Hugo tucked his phone away and started the walk back toward his apartment, prying his thoughts away from the murder of Andrew Baxter, away from spy cameras, and away from tight-lipped witnesses. He had a café in mind, one that sat on the corner of three streets, one that made very good Americano cocktails and served more than passable pizza. Maybe Claudia would join him; they could share a dozen snails and a bottle of wine.
And this was the difference for Hugo, in his new life as an RSO. At the end of the day, he could take off his gun, tuck away his badge, and switch off for the evening. Paris was a place to savor, its cafés and bistros spilling onto the sidewalks, giving tho
se sipping wine and nibbling on olives the chance to critique or admire the style of those walking home, and giving those passing by a tempting suggestion for their own evening ahead. As an FBI agent he’d always been on call, always at the ready, especially as a behavioral analyst. Oh, sure, these days he might get a late call about a tourist in the slammer for being rowdy, but that was little more than a courtesy, not something he needed to deal with immediately. As he knew from his experiences with Tom, drunk guys can sleep it off behind bars as well as anywhere.

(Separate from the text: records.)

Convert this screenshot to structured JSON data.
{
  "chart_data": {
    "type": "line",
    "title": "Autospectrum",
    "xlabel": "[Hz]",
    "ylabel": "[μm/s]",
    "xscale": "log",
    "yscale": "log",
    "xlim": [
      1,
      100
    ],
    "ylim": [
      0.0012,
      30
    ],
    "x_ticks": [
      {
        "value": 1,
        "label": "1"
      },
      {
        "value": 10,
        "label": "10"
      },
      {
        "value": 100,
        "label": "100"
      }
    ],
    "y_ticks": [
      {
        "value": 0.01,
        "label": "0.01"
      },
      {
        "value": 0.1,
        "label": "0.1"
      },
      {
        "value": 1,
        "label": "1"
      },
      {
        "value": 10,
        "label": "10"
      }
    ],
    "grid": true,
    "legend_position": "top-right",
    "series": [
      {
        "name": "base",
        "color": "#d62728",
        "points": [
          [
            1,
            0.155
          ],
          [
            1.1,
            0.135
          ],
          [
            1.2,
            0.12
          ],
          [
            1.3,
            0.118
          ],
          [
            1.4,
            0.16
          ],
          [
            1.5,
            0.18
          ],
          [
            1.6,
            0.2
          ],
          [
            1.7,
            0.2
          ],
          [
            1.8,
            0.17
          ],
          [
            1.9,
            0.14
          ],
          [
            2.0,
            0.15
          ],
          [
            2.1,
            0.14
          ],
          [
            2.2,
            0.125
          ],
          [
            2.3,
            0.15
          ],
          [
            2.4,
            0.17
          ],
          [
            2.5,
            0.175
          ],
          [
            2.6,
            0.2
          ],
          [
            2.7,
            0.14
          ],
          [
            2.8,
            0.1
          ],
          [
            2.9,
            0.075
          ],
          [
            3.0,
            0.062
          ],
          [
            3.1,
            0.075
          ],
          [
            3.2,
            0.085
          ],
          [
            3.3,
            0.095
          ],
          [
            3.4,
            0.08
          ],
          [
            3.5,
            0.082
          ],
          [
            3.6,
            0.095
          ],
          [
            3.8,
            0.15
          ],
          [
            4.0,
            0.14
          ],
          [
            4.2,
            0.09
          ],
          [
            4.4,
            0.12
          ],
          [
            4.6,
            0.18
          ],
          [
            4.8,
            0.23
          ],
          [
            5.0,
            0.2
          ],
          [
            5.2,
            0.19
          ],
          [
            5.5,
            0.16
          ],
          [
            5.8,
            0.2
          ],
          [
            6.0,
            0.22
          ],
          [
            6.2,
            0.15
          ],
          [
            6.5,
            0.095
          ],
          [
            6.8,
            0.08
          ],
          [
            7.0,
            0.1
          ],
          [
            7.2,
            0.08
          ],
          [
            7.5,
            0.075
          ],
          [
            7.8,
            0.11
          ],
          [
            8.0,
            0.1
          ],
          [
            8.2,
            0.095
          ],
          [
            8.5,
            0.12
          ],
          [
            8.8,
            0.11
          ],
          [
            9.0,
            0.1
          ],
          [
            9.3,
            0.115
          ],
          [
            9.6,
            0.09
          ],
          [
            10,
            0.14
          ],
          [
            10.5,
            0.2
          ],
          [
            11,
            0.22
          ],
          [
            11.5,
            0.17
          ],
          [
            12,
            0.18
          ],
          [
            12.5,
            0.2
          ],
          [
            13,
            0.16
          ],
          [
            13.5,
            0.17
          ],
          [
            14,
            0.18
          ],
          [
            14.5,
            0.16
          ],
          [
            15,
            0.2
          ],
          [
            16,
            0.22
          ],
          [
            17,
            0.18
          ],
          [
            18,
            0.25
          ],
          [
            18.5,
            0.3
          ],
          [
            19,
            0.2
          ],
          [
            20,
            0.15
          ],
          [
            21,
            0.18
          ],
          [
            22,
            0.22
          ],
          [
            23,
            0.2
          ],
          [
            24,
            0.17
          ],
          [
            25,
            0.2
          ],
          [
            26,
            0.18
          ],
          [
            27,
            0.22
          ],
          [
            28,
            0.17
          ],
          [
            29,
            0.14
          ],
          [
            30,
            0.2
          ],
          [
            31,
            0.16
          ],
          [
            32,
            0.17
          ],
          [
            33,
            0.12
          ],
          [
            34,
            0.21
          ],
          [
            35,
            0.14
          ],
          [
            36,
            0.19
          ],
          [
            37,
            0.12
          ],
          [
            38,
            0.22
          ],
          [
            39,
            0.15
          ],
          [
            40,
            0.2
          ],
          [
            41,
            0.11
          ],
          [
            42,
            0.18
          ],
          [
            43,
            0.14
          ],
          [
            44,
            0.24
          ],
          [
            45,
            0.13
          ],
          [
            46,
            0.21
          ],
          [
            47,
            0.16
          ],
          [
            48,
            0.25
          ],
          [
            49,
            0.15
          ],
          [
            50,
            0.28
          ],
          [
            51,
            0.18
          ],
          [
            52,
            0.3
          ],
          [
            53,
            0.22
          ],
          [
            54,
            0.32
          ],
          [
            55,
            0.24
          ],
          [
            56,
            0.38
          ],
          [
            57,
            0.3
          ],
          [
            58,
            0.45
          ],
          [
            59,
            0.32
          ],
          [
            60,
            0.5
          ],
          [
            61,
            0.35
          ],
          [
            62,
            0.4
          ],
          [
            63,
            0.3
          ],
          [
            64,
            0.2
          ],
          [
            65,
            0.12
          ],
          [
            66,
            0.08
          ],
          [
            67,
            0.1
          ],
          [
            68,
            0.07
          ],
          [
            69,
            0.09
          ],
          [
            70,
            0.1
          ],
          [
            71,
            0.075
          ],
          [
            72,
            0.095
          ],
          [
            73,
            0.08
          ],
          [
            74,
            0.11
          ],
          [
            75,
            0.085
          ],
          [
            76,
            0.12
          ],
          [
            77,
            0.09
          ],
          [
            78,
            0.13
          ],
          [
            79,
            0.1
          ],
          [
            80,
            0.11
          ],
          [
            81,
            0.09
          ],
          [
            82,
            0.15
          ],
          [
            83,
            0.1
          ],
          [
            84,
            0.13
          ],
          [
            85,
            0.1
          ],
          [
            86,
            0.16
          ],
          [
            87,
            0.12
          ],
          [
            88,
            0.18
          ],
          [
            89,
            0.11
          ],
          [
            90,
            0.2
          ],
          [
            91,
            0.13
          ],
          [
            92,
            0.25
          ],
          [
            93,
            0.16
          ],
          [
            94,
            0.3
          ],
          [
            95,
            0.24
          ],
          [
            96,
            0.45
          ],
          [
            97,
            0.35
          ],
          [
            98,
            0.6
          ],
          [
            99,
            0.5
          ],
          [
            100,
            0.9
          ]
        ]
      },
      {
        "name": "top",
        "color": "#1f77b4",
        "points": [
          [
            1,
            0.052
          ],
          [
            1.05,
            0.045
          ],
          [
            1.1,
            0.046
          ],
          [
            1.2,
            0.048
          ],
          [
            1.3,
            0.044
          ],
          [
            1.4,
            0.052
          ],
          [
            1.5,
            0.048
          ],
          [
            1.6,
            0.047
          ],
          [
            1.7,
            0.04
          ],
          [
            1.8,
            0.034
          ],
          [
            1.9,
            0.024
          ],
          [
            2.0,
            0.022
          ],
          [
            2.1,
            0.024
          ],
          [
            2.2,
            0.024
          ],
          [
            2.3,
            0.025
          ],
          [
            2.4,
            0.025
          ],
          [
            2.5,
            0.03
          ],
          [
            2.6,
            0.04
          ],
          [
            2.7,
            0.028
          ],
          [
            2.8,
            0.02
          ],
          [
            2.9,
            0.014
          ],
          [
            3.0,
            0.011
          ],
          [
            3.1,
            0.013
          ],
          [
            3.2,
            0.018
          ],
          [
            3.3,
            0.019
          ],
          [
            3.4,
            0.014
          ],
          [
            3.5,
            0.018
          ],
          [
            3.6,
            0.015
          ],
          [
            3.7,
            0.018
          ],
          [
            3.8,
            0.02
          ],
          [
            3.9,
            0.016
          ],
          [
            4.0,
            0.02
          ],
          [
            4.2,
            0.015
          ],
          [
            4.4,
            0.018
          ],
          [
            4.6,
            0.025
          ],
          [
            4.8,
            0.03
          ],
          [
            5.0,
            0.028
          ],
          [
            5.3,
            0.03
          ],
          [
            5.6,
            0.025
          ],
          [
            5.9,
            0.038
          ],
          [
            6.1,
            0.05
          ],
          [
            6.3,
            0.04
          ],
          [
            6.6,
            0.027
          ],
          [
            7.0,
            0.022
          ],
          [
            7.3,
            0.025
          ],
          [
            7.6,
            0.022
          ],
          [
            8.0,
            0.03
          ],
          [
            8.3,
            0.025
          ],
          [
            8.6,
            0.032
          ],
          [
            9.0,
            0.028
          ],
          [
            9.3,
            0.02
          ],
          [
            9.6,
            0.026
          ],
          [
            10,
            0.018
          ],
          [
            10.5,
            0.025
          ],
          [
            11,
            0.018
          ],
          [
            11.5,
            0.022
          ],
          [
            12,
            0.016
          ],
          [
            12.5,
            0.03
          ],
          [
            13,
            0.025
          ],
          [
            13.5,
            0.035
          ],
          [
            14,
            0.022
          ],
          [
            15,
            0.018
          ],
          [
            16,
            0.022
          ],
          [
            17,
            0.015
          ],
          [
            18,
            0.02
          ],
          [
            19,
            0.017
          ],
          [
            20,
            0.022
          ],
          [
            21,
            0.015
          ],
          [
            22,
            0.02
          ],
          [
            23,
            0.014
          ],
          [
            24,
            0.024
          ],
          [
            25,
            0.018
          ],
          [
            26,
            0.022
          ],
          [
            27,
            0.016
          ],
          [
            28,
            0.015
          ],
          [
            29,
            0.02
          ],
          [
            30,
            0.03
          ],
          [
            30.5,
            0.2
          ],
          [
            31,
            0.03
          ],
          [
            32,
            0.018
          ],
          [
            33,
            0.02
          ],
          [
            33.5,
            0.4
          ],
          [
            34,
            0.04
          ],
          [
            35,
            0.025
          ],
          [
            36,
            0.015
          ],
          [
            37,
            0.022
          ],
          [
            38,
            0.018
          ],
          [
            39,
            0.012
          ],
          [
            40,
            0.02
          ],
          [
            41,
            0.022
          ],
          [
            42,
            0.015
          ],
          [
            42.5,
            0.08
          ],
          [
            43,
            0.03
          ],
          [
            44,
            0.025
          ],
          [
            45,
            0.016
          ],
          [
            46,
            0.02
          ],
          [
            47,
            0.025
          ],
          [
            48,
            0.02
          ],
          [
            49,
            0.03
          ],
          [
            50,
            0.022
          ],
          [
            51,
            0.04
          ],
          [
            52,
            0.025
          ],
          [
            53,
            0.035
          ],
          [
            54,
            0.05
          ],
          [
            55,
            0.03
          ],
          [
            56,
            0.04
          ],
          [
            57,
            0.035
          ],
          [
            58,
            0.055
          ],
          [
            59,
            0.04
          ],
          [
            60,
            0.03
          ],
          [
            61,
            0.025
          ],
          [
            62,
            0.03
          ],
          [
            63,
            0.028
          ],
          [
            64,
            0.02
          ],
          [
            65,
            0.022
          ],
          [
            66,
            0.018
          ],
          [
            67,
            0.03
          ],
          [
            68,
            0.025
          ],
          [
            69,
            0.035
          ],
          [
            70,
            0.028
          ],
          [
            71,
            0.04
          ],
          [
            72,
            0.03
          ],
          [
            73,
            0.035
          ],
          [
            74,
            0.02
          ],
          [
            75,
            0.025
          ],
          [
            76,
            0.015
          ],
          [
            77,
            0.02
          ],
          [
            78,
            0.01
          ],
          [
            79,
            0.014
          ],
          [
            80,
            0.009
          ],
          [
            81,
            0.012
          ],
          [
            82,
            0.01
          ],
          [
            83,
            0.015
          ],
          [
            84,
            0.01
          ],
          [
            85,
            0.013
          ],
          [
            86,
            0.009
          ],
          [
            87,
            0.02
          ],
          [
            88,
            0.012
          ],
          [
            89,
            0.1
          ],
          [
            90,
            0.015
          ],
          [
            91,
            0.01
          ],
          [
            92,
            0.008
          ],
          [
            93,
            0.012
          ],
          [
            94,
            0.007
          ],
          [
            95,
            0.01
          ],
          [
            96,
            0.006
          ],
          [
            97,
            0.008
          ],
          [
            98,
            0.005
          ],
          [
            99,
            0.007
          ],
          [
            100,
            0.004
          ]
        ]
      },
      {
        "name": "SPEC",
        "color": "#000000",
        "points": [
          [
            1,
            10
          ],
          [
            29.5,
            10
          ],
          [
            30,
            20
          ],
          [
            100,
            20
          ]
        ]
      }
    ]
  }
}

He decided he would call Claudia, and when she answered she sounded delighted.
“I thought you were stuck in a case, didn’t want to bother you.” Her voice turned coy. “Well, I did want to, but I knew I would’ve bugged you about the murder.”
“Always the journalist,” Hugo said with a smile. “You just can’t help yourself, can you?”
“And what would you do, Mr. Lawman, if you saw an old woman getting mugged while you were out and about?”
“Good point—some things we just can’t ignore. So, dinner?”
“Yes. Nowhere fancy, though.”
“I was thinking about pizza and wine on our favorite corner,” he said. “Not sure which café exactly, but we have several to choose from, so maybe I’ll surprise you.”
“Perfect! I will set a course for Rue Mazarine now.”
Five minutes later, Hugo exchanged bonjours with a waiter and settled behind a small table. In front of him, the low evening sun cast long shadows on the street, and the not-unpleasant waft of someone’s cigarette a few tables away reminded him that he was still in Europe, where one’s pleasures may lean toward the wicked but are rarely indulged in guiltily.
He ordered a glass of red wine, choosing the slightly rough house Bordeaux over the downright raspy house Burgundy. He didn’t mind suffering a little, at least until Claudia arrived to drop a pair of reading glasses on the end of her nose and choose something decent from the full wine list.
He sighed as his phone buzzed in his pocket, sighed again when he saw Tom’s name on the screen. He hesitated, but Tom was a persistent one and, if Hugo didn’t answer, his friend would either track him down in person or keep calling until he got some satisfaction.